Independent Australian and global macro analysis

Thursday, May 2, 2024

Australian housing finance rises to 19-month high in March

The value of Australian housing finance commitments increased by 3.1% in March, rising to their highest level in 19 months at $27.6bn. Owner-occupier commitments lifted by 2.8% ($17.5bn) and investor commitments advanced by 3.8% ($10.2bn). As noted in today's release from the Bureau, the strong rise in commitments over the past year (17.9%) has reflected an increase in both loan volumes and loan sizes. Strong post-pandemic population growth is a key factor behind the demand for housing, outweighing the effects of higher interest rates and affordability concerns alongside an upturn in housing prices.





Commitments in March lifted by 3.1%, a stronger-than-expected rise (1%) while the prior month was revised up to a 1.9% increase (from 1.5%). The figure for March came to $27.6bn, its highest since August 2022 and up more than 19% from the cycle low in January 2023. This rebound has come alongside strong demand for housing generated by post-pandemic population growth and by rising housing prices; earlier in the week, the CoreLogic group published data showing that housing prices on a national basis have risen for 15 months on end since January last year, an increase of 11.1% over the period. 


The upswing in commitments, however, slowed sharply over the first quarter of the year, rising by 0.5% compared to growth in the final two quarters of 2023 of 3.5% (Q3) and 6.7% (Q4). That increase in Q1 was driven by a 2.3% rise in investor commitments (to $29.5bn) as owner-occupier commitments declined modestly by 0.4% (to $51.2bn).   


In the owner-occupier segment, the decline in commitments in Q1 factors in loan volumes that were broadly lower across the segment when compared with the previous quarter: upgraders -1.3%, construction-related -1.1% and first home buyers -2.8%, though this could partly reflect seasonal weakness (over and above what the ABS can account for). 
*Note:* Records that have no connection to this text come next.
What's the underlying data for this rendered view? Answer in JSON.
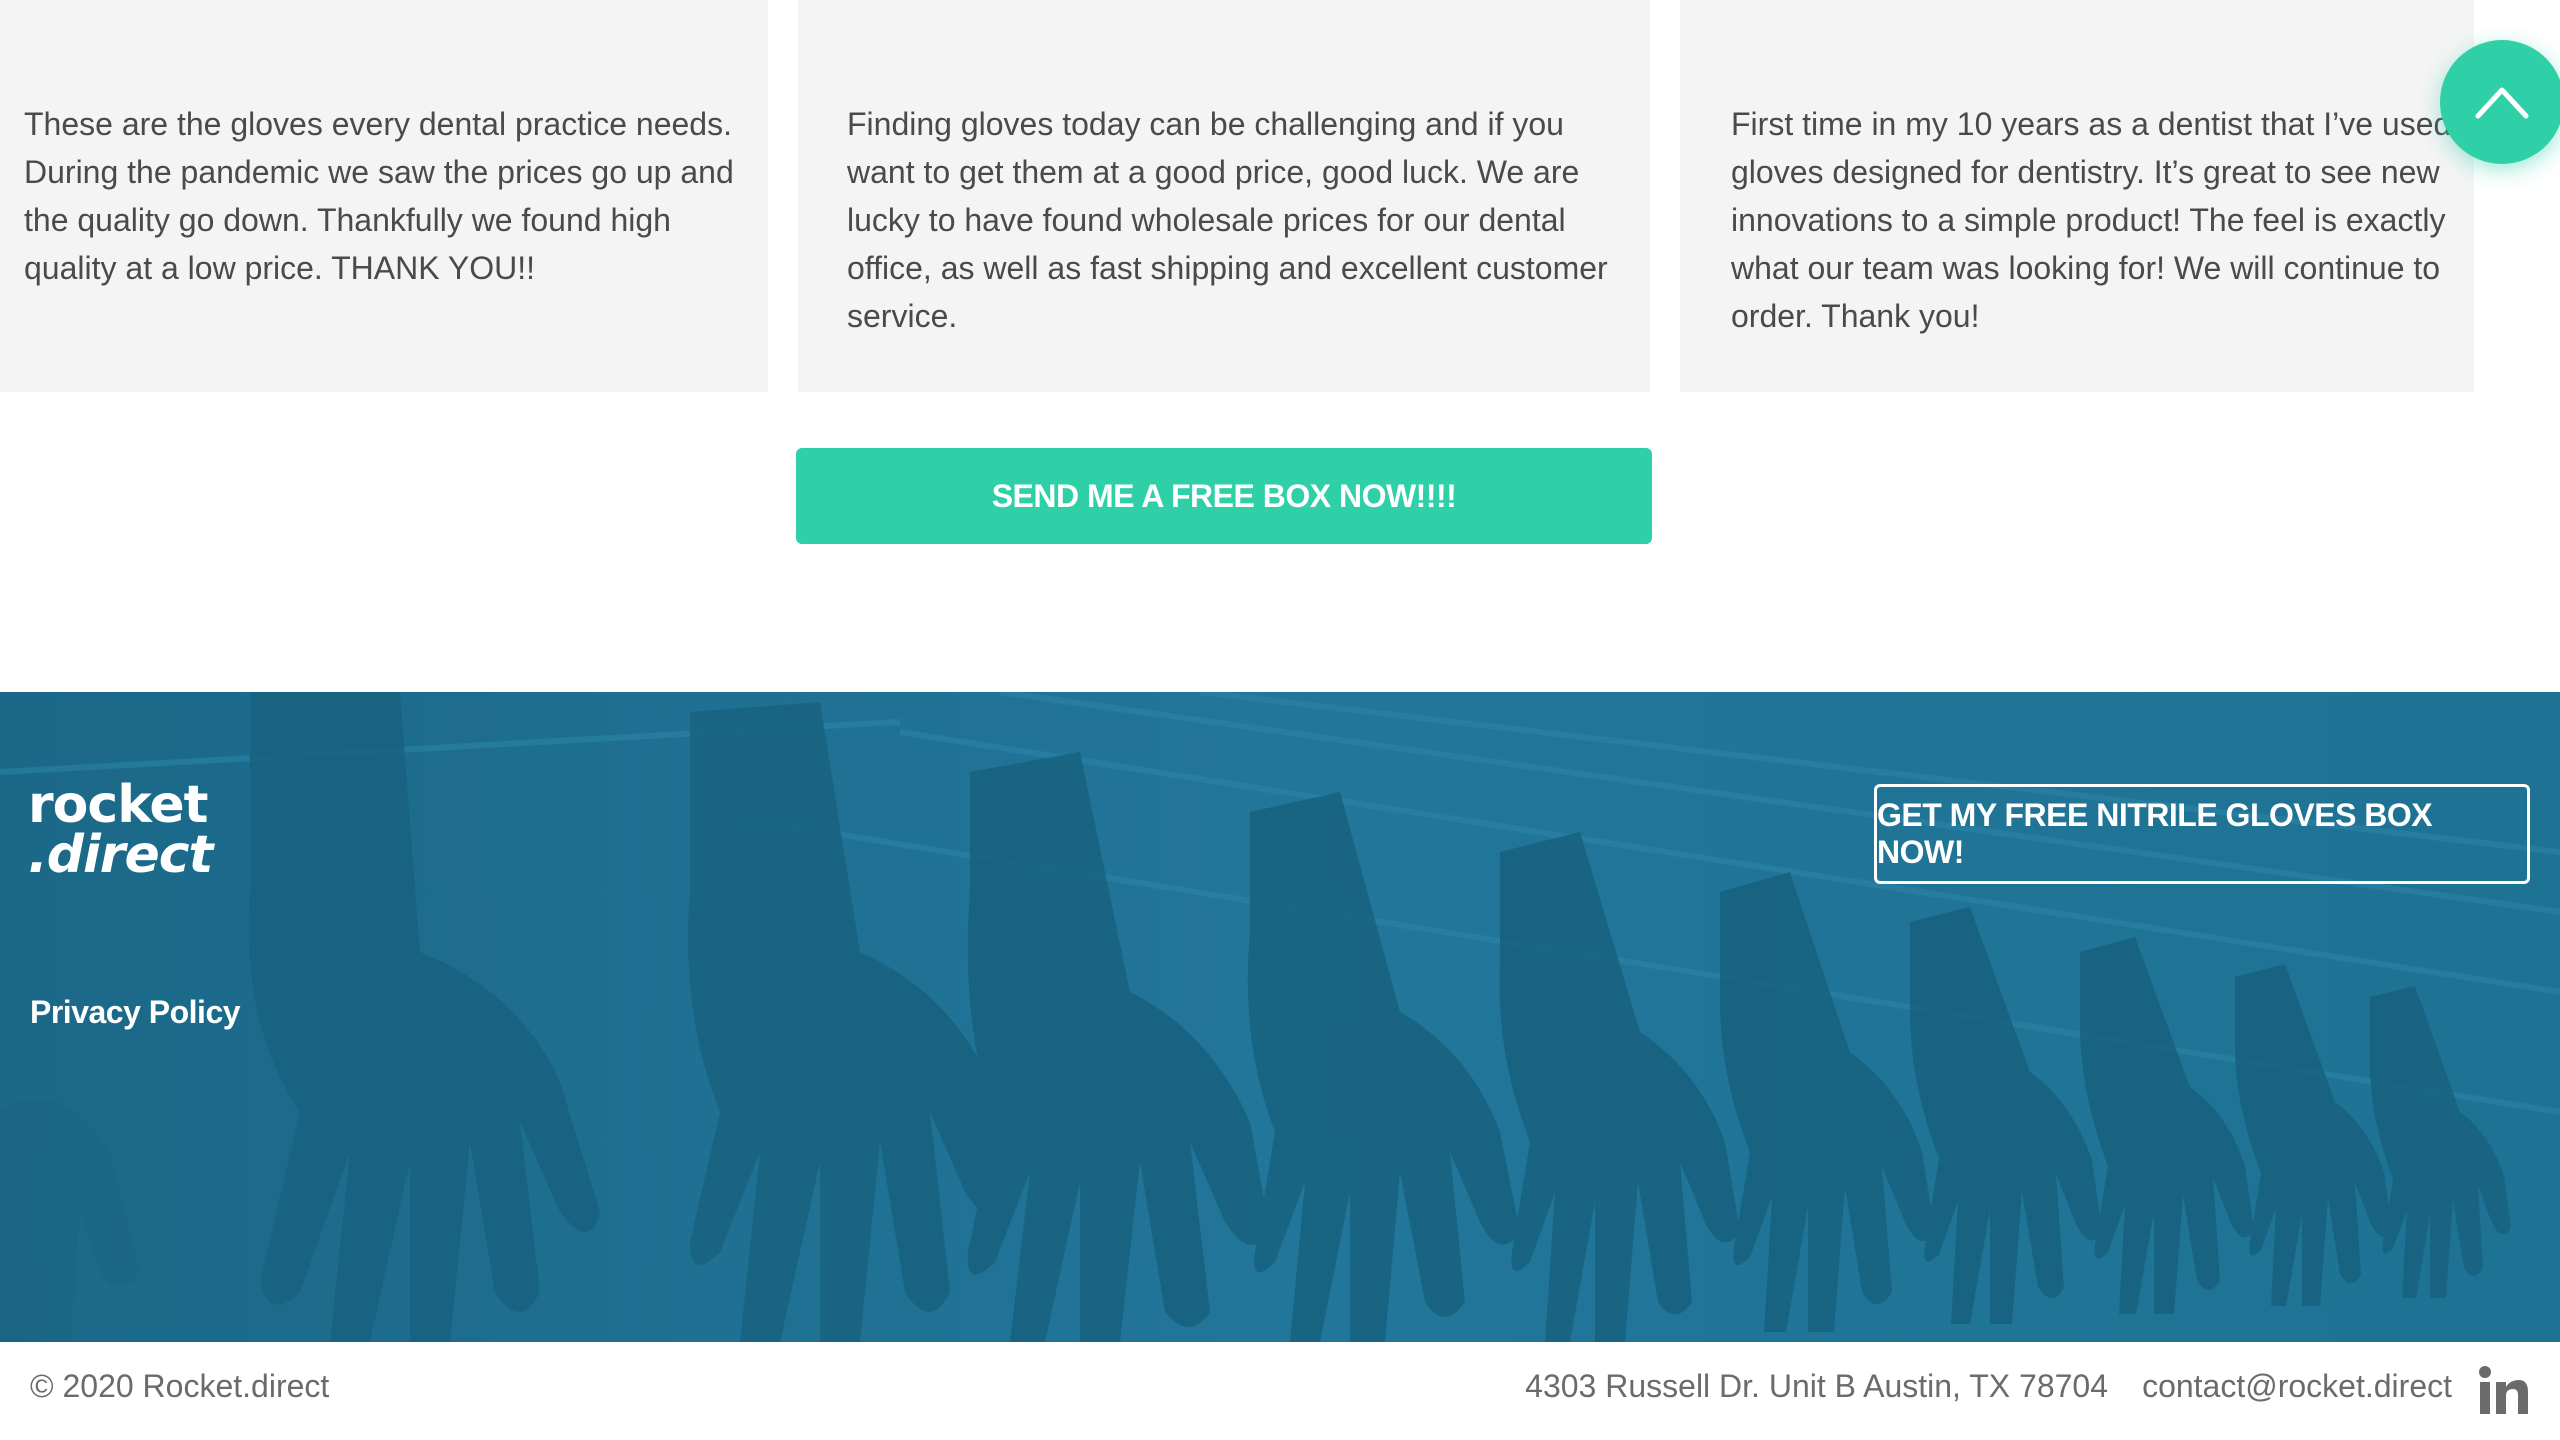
{
  "testimonials": [
    {
      "text": "These are the gloves every dental practice needs. During the pandemic we saw the prices go up and the quality go down. Thankfully we found high quality at a low price. THANK YOU!!"
    },
    {
      "text": "Finding gloves today can be challenging and if you want to get them at a good price, good luck. We are lucky to have found wholesale prices for our dental office, as well as fast shipping and excellent customer service."
    },
    {
      "text": "First time in my 10 years as a dentist that I’ve used gloves designed for dentistry. It’s great to see new innovations to a simple product! The feel is exactly what our team was looking for! We will continue to order. Thank you!"
    }
  ],
  "cta_main": {
    "label": "SEND ME A FREE BOX NOW!!!!"
  },
  "scroll_top": {
    "icon": "chevron-up-icon"
  },
  "footer": {
    "logo_line1": "rocket",
    "logo_line2": ".direct",
    "privacy_label": "Privacy Policy",
    "cta_label": "GET MY FREE NITRILE GLOVES BOX NOW!"
  },
  "bottom_bar": {
    "copyright": "© 2020 Rocket.direct",
    "address": "4303 Russell Dr. Unit B Austin, TX 78704",
    "email": "contact@rocket.direct",
    "social_icon": "linkedin-icon"
  },
  "colors": {
    "accent": "#2fcfa8",
    "footer_bg": "#1e6e8c",
    "card_bg": "#f4f4f4",
    "text": "#4a4a4a"
  }
}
Investor lending remains on the rise and lifted back above $10bn in March, a 22-month high. Very low vacancy rates as well as rising rents and housing prices are supporting activity in this segment.   


Refinancing, down 2.5% in March, continues to unwind from its highs driven by the RBA's hiking cycle. Since reaching a peak of $21.5bn in July last year, the value of refinancing has retraced by around 25%.